Florida Governor Ron DeSantis has long walked a populist trail blazed by former President Donald Trump, and even while trying to knock Trump out of the GOP presidential primary’s top spot, DeSantis has been deferential to Trump and extremely careful not to alienate Trump’s powerful voter base.
But at some point in the electoral calendar — and it appears to be now, with just a year to go — anyone hoping to take Trump out of the 2024 Republican picture has to present a real case to replace the former President, since 91 criminal counts and four pending trials haven’t done anything to dislodge Trump from the GOP frontrunner position in the polls.
Like fellow candidate Nikki Haley, with DeSantis a distant second or third in the polls, the Florida Governor continues to say Trump did a good job as President while espousing nearly identical policy positions as Trump.
So how to create separation and distinction? DeSantis claims he has the one necessary quality that Trump doesn’t have: national electability.
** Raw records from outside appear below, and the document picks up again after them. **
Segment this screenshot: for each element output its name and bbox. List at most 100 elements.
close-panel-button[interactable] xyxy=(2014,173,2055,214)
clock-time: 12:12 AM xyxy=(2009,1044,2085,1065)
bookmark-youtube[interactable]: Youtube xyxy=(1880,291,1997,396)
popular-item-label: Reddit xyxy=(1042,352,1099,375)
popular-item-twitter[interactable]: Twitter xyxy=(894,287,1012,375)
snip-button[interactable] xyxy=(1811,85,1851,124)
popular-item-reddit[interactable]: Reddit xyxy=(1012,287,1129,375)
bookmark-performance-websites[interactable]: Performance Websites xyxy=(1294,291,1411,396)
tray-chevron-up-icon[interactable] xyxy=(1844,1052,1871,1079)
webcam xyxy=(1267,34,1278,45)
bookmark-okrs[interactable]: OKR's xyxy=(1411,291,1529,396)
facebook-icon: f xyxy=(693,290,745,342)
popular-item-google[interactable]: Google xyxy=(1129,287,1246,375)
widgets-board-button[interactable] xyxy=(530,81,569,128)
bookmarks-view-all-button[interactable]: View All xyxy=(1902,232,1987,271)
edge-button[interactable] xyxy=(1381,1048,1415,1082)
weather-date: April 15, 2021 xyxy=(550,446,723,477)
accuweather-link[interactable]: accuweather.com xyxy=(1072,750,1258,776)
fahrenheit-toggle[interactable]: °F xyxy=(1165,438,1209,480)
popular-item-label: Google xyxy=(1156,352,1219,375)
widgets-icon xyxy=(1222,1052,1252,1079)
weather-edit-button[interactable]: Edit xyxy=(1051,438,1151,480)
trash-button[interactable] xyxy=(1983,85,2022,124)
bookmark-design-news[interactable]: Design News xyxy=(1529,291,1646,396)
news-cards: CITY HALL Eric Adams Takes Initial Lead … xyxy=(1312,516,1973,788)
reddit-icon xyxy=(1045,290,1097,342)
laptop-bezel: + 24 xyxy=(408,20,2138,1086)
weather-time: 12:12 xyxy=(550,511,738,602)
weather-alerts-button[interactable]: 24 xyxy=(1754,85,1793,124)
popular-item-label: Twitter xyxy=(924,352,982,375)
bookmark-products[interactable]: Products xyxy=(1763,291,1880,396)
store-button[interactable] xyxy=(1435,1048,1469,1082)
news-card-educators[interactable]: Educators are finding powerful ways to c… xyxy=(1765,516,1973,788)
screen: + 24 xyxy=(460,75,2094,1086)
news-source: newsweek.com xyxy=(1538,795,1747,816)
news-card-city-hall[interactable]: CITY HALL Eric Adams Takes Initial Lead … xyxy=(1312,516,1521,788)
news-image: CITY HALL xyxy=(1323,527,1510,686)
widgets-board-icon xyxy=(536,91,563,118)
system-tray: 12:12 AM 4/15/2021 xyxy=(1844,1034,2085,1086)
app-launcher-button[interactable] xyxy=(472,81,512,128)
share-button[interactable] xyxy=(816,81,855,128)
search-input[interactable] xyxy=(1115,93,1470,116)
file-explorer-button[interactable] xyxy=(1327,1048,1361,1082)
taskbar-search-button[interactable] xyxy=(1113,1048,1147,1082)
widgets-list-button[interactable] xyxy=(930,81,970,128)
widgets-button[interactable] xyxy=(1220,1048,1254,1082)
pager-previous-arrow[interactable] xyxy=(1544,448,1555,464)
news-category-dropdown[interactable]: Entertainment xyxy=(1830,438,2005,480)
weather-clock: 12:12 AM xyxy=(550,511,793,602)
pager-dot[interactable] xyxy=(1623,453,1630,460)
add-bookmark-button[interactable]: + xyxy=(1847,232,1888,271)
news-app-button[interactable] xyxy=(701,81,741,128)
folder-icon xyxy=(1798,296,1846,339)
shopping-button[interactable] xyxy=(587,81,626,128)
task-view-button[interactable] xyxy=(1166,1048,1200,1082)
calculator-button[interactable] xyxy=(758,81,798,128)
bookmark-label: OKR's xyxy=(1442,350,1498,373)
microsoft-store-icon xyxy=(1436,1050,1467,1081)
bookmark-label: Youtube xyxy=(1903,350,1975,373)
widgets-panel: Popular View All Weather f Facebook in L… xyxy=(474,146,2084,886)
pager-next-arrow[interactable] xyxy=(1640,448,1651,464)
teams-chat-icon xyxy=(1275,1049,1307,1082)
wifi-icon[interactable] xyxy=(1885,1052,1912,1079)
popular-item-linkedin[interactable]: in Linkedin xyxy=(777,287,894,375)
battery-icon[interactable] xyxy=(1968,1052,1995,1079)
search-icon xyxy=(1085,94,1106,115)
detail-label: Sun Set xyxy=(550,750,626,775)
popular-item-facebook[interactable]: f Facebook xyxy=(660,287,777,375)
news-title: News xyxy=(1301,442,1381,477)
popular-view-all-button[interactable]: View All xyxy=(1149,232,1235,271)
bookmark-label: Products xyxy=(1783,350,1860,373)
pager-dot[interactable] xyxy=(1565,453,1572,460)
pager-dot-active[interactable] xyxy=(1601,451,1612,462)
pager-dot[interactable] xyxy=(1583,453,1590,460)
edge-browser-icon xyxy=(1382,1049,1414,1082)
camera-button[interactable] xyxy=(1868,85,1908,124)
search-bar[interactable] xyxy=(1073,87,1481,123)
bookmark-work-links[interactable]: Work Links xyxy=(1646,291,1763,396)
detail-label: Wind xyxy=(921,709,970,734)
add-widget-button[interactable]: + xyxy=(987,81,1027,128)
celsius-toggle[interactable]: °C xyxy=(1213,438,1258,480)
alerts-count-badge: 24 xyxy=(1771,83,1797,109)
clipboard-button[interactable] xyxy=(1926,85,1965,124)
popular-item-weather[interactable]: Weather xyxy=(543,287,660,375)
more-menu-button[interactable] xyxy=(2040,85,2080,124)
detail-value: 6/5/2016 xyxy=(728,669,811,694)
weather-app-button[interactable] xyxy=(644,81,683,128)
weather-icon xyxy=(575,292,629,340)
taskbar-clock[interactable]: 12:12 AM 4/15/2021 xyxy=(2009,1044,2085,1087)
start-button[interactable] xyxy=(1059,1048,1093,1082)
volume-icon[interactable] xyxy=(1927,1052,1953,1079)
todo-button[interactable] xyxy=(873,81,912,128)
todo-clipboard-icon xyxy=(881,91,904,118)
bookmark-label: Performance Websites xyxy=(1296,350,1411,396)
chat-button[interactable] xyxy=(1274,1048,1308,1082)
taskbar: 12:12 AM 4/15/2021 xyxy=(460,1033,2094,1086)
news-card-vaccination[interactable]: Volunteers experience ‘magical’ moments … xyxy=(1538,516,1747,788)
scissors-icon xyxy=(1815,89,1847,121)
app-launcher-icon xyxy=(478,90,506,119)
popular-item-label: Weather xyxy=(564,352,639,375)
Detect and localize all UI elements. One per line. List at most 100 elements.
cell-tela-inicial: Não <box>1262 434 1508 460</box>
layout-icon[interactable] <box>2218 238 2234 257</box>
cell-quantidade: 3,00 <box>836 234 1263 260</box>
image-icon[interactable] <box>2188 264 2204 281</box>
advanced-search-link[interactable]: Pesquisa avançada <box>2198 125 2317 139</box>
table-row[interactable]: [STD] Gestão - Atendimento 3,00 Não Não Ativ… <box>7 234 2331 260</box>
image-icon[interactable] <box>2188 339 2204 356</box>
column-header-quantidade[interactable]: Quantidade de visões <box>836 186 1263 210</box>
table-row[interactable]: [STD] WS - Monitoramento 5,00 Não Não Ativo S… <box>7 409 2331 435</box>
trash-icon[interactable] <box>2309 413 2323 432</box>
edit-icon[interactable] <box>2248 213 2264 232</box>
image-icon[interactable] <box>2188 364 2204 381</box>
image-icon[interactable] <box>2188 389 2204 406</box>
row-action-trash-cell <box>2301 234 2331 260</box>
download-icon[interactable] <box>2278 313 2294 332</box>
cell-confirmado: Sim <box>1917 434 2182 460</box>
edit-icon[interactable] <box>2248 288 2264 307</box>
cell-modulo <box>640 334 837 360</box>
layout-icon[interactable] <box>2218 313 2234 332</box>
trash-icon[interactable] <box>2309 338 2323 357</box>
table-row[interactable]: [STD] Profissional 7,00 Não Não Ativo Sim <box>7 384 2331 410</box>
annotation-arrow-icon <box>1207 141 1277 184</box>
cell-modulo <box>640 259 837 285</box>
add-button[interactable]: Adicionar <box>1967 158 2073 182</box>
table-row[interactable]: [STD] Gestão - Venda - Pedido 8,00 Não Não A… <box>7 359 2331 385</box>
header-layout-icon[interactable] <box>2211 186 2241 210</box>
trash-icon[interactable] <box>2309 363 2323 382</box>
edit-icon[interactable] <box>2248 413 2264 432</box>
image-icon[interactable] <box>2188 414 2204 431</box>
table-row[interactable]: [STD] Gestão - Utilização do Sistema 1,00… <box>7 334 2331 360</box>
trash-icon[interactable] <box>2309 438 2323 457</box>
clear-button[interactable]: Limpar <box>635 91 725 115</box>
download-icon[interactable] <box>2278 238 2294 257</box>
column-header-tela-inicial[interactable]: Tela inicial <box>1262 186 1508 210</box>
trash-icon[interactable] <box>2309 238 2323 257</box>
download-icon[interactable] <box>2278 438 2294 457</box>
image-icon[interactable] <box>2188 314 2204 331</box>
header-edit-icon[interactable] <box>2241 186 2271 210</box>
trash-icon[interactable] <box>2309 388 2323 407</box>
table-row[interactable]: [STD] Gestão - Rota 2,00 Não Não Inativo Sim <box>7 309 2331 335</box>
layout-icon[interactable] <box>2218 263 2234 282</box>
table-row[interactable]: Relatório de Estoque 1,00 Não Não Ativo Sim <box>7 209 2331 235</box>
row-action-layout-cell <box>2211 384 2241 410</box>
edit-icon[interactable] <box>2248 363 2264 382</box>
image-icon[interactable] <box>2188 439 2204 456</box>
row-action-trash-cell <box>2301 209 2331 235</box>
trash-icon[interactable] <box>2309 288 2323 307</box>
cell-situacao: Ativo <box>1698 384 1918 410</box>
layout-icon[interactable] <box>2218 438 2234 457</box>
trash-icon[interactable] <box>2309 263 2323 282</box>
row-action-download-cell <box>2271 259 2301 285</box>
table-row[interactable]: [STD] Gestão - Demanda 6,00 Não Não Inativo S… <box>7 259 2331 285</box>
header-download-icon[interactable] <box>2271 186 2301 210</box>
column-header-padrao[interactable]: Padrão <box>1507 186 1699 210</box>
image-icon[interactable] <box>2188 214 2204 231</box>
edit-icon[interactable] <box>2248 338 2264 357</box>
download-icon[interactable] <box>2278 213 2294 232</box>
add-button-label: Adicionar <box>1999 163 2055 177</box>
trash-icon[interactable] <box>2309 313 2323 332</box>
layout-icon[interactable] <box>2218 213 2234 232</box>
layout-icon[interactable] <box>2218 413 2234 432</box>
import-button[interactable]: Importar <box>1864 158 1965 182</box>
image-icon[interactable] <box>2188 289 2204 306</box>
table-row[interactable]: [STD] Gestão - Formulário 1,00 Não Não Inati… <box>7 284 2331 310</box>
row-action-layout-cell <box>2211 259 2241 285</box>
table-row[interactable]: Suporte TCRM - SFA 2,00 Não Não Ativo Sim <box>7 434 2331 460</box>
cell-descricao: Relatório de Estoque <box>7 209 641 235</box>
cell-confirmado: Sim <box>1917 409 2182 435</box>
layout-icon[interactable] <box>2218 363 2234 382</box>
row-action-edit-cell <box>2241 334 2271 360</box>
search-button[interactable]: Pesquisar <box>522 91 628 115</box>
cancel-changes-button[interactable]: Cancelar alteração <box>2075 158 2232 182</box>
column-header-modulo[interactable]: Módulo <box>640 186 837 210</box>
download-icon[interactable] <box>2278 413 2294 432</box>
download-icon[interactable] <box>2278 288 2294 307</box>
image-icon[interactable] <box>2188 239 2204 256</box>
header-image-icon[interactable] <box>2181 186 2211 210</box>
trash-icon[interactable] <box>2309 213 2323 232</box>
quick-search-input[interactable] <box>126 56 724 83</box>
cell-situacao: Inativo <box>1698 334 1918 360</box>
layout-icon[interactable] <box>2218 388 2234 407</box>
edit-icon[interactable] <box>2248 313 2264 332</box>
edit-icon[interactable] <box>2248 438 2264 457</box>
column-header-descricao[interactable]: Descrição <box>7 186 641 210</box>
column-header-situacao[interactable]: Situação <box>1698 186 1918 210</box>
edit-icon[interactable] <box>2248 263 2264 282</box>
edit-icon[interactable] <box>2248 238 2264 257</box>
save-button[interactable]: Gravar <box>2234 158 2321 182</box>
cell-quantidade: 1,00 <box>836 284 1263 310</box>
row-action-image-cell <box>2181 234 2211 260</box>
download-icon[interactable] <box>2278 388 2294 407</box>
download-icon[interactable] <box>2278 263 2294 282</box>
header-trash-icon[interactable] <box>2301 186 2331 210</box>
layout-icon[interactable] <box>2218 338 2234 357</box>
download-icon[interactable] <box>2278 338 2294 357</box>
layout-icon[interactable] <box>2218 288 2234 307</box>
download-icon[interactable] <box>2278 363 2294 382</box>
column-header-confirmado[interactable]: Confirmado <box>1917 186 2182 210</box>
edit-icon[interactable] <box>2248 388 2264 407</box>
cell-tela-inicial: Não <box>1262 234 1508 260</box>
DeSantis: I think President Biden will beat Trump if he’s the nominee pic.twitter.com/Sqlpzb2C4X
— Biden-Harris HQ (@BidenHQ) November 19, 2023
Trump’s main vulnerability, according to DeSantis, is that — as strong as his base is — the former President’s popularity takes a nosedive when you move outside that base. DeSantis says this means Trump will lose again to Joe Biden if the GOP insists on running a rematch of 2020. If he believed Trump could beat Biden, DeSantis says, he “wouldn’t be running.”
DeSantis would merely be busy governing Florida, he says, if the Republicans could unseat Biden with Trump at the top of the ticket. But instead, DeSantis says he is running to try to save the GOP from a huge mistake in setting up a Biden-Trump rematch he believes Trump can’t win.